Be patient, stay late for late-season turkeys

Lone gobblers whose hens are nesting are likely to be doing a lot of traveling, especially late in the morning and early in the afternoon, when they can be fooled and killed.
Lone gobblers whose hens are nesting are likely to be doing a lot of traveling, especially late in the morning and early in the afternoon, when they can be fooled and killed.

Time to dial back your calling

Turkey hunters find a big problem from mid-April through the end of the spring turkey season is that most “easy” turkeys have been killed, and the remaining ones are more wary and won’t come to calls.

But don’t fret; there are things a hunter can do.

Mike Seamster, a respected biologist now retired after managing wild- turkey populations for 30 years, said patience is the first response hunters should have to shut-mouth, scared-of-their-shadow gobblers.

“The main thing is patience … patience kills a lot of turkeys,” he said. “If you don’t hear any gobblers at daylight to 9 a.m. or so, stay in the woods. You’re liable to hear a gobbler at mid-morning or even in the afternoon. If it’s the lull period, they’ll leave hens or the hens will have left them at some point. Then, you got a chance.”

One of Seamster’s favorite tactics is to locate a gobbler that’s calling hens to his tree, sneak in close, set up and yelp or purr a couple times, then stop calling.

“Sometimes he might gobble, then up in the morning, say 10:30, he might come to where he heard you call at daylight, looking for that hen he heard,” Seamster said. “You can even eat lunch, then go back and call a time or two, and he might answer. This happens a lot, even after hunting season ends.”

Be patient with late-season turkeys; they have heard plenty of calls and are extremely wary, so different tactics may be required.
Be patient with late-season turkeys; they have heard plenty of calls and are extremely wary, so different tactics may be required.

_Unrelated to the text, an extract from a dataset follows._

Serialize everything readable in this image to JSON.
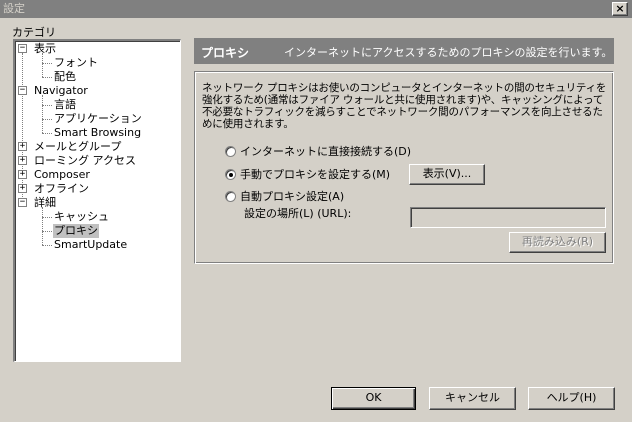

Seamster said once, in late June, he was working on a tract of land on a public hunting area when he heard a gobbler across the road.

“I had a (call) in my truck and called, and he came out on the edge of the highway, looking for the hen — during June,” said Seamster, who has killed a lot of birds late in the season and late in the morning. “He’s liable to gobble late in the season at any time.”

Late in the season, Seamster is careful not to overcall.

“More often, soft, infrequent calls do the trick. I think it’s a good idea to be subtle in calling — call less,” he said. “It’s especially important on (public) lands because turkeys usually have been pressured.

“If you’re calling a lot, he knows a hen’s out there, and she’s supposed to come to him,” he said. “But if he doesn’t hear her for a while, he’s wondering ‘Has another gobbler come in and got that hen?’ Then he goes looking for her, and that’s when you can kill him.”